Said Bairoch: "It is very likely that, in the middle of the eighteenth century, the average standard of living in Europe was a little bit LOWER than that of the rest of the world. When the sans culottes stormed the Bastille, the largest manufacturing districts in the world were still the Yangzi Delta and Bengal, with Lingan (modern Guangdong and Guangxi) and coastal Madras not far behind." India alone produced one-quarter of world manufactures, and while its "pre-capitalist agrarian labour productivity was probably less than the Japanese-Chinese level, its commercial capital surpassed that of the Chinese."
According the Davis, Prasannan Parthasarathi stated that the stereotype of the Indian laborer as a half-starved wretch in a loincloth collapses in the face of new data about comparative standards of living:"Indeed, there is compelling evidence that South Indian labourers had higher earnings than their British counterparts in the eighteenth century and lived lives of greater financial security." Because the productivity of land was higher in South India, weavers and other artisans enjoyed better diets than average Europeans.

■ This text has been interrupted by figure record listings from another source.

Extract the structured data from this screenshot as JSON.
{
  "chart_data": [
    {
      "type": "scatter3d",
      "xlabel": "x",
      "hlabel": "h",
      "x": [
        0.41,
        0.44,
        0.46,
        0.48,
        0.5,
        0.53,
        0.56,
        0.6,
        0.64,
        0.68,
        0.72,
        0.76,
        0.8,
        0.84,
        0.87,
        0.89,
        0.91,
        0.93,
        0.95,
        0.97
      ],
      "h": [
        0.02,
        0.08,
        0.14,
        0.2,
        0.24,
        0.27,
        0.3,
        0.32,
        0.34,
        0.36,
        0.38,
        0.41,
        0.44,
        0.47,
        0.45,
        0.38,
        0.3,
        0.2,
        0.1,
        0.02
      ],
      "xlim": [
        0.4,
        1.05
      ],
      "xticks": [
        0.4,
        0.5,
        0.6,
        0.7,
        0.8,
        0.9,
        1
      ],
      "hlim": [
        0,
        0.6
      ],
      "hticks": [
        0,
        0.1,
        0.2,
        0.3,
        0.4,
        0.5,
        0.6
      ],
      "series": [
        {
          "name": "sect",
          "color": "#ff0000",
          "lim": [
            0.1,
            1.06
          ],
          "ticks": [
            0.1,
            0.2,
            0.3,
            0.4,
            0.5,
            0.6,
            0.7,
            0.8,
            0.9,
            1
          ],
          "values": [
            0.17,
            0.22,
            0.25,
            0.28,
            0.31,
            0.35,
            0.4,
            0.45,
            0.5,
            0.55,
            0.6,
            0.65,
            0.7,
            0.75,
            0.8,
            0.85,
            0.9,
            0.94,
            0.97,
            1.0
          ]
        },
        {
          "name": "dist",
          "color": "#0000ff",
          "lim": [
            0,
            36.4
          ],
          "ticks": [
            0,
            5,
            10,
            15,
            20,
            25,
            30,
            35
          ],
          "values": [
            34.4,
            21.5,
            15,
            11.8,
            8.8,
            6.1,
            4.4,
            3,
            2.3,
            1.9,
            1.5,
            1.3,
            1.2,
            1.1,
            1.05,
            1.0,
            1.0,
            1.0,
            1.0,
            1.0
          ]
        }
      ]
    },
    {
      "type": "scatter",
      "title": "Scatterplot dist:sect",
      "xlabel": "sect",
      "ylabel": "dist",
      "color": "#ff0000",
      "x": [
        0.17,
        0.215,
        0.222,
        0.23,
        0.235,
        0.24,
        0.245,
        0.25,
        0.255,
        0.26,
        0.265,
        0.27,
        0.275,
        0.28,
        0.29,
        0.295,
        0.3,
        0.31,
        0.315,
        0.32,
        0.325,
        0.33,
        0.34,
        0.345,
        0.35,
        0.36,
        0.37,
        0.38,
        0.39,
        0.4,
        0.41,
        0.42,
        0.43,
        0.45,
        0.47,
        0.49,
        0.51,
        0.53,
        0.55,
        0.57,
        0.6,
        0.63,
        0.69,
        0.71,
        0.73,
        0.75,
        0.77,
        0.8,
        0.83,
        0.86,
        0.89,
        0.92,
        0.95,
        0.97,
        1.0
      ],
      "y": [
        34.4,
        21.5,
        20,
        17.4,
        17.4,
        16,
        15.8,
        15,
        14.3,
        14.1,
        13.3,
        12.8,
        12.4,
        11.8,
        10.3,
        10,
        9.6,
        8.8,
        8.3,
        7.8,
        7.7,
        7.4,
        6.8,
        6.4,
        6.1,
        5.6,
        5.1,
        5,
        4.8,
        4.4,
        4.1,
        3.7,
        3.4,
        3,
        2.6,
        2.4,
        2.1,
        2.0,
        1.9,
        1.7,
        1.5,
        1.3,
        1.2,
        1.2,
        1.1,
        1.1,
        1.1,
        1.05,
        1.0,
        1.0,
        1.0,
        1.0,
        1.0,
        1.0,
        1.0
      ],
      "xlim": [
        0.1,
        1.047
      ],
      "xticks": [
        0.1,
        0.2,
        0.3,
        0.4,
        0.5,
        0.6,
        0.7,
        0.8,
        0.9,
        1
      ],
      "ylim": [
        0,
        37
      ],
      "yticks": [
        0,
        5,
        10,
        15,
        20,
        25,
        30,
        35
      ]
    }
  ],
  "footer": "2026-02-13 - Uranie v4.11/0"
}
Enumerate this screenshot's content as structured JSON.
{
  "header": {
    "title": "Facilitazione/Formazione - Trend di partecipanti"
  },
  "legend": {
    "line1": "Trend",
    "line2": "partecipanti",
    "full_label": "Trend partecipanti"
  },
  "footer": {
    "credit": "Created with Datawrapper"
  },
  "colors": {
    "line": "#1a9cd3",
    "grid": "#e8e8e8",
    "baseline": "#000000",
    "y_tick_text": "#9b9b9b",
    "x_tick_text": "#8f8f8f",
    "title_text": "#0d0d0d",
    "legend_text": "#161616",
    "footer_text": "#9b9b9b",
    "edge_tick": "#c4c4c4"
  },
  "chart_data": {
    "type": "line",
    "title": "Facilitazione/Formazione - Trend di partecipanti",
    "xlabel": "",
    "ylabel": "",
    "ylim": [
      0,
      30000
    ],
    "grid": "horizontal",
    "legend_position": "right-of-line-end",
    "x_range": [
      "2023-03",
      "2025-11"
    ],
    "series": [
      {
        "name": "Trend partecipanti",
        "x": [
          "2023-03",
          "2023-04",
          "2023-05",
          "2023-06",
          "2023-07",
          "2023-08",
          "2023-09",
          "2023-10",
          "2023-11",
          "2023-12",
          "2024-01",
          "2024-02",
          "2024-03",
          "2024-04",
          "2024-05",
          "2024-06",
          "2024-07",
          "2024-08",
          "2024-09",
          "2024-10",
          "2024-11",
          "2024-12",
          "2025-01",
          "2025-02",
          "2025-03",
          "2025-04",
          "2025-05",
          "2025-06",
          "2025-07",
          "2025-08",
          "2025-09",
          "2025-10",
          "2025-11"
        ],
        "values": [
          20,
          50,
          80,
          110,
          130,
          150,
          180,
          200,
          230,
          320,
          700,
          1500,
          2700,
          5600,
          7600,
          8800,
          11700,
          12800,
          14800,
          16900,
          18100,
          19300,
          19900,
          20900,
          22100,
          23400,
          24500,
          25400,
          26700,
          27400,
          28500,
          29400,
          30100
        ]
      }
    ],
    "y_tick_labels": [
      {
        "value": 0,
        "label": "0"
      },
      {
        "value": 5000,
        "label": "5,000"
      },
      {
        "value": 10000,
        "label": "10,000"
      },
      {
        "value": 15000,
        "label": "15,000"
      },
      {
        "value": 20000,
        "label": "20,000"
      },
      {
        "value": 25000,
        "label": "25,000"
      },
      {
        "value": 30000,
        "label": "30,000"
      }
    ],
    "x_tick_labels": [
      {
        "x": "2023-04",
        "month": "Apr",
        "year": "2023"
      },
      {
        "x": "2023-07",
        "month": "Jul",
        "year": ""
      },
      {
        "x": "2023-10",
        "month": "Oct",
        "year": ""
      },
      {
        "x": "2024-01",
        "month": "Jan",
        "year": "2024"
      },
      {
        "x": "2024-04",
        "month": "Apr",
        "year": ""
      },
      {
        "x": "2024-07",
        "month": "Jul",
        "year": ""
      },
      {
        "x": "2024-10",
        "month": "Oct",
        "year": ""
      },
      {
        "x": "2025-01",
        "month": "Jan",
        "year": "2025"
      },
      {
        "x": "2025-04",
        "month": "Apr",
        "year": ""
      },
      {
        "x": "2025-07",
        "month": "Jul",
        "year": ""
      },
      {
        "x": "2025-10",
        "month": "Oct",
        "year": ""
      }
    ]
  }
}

More importantly, their unemployment rates tended to be lower because they possessed superior rights of contract and exercised more economic power. But even outcaste agricultural labourers in Madras earned more in real terms than English farm laborers."

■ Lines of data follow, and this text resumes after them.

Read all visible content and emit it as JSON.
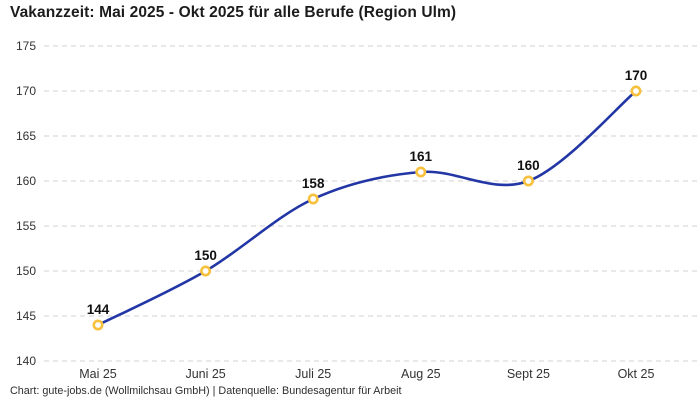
{
  "title": "Vakanzzeit: Mai 2025 - Okt 2025 für alle Berufe (Region Ulm)",
  "footer": "Chart: gute-jobs.de (Wollmilchsau GmbH) | Datenquelle: Bundesagentur für Arbeit",
  "chart_data": {
    "type": "line",
    "title": "Vakanzzeit: Mai 2025 - Okt 2025 für alle Berufe (Region Ulm)",
    "categories": [
      "Mai 25",
      "Juni 25",
      "Juli 25",
      "Aug 25",
      "Sept 25",
      "Okt 25"
    ],
    "series": [
      {
        "name": "Vakanzzeit",
        "values": [
          144,
          150,
          158,
          161,
          160,
          170
        ]
      }
    ],
    "data_labels": [
      "144",
      "150",
      "158",
      "161",
      "160",
      "170"
    ],
    "xlabel": "",
    "ylabel": "",
    "ylim": [
      140,
      175
    ],
    "yticks": [
      140,
      145,
      150,
      155,
      160,
      165,
      170,
      175
    ],
    "grid": "horizontal-dashed",
    "legend": "none",
    "curve": "smooth",
    "marker": "open-circle",
    "colors": {
      "line": "#2236a5",
      "marker_ring": "#f7c13d",
      "marker_fill": "#ffffff",
      "gridline": "#d0d0d0",
      "axis_text": "#333333",
      "data_label_text": "#111111",
      "title_text": "#1c1c1c",
      "footer_text": "#2e2e2e",
      "background": "#ffffff"
    }
  }
}
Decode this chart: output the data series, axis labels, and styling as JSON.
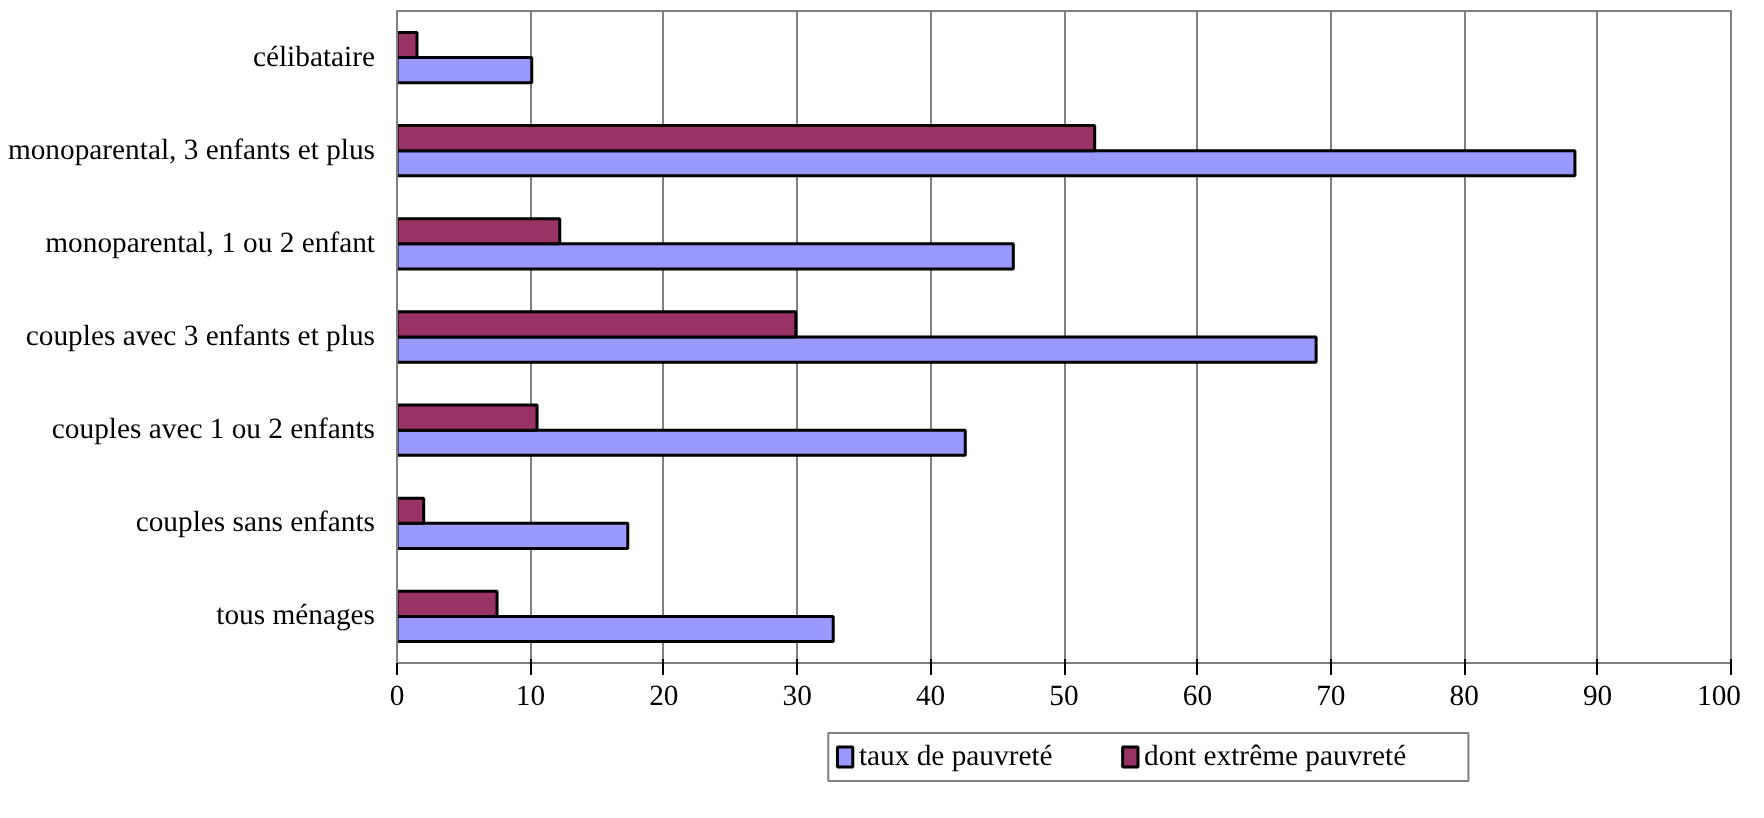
{
  "chart_data": {
    "type": "bar",
    "orientation": "horizontal",
    "categories": [
      "célibataire",
      "monoparental, 3 enfants et plus",
      "monoparental, 1 ou 2 enfant",
      "couples avec 3 enfants et plus",
      "couples avec 1 ou 2 enfants",
      "couples sans enfants",
      "tous ménages"
    ],
    "series": [
      {
        "name": "taux de pauvreté",
        "color": "#9999ff",
        "values": [
          10.1,
          88.3,
          46.2,
          68.9,
          42.6,
          17.3,
          32.7
        ]
      },
      {
        "name": "dont extrême pauvreté",
        "color": "#993366",
        "values": [
          1.5,
          52.3,
          12.2,
          29.9,
          10.5,
          2.0,
          7.5
        ]
      }
    ],
    "xlim": [
      0,
      100
    ],
    "xticks": [
      0,
      10,
      20,
      30,
      40,
      50,
      60,
      70,
      80,
      90,
      100
    ],
    "grid": "x",
    "legend": "bottom"
  }
}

"....in the recent forum 'Re-thinking 18th Century China,' Kenneth Pomcranz points to evidence that ordinary Chinese enjoyed a higher standard of consumption than eighteenth-century Europeans: Chinese life expectancy (and thus nutrition) was at roughly English levels (and so above Continental ones) EVEN in the late 1700s. (Chinese fertility was actually lower than Europe's between 1550 and 1850, while its population grew faster; thus mortality must have been low.) Moreover, my estimates of 'non-essential' consumption come out surprisingly high. Sugar consumption works out to between 4.3 and 5.0 pounds per capita ca. 1750 - and much higher in some regions - compared with barely 2 pounds per capita for Europe. China circa 1750 seems to have produced 6-8
lbs. of cotton cloth per capita; its richest area, the Yangzi Delta (population roughly 31 million), probably produced between 12 and 15 lbs. per capita. The UK, even in 1800, produced roughly 13 lbs. of cotton, linen and wool cloth combined per resident, and Continental output was probably below China's."
Will discuss how British aggression, far from "bringing modern concepts" in this or that, destroyed China and India and turned them into Third World nations, later.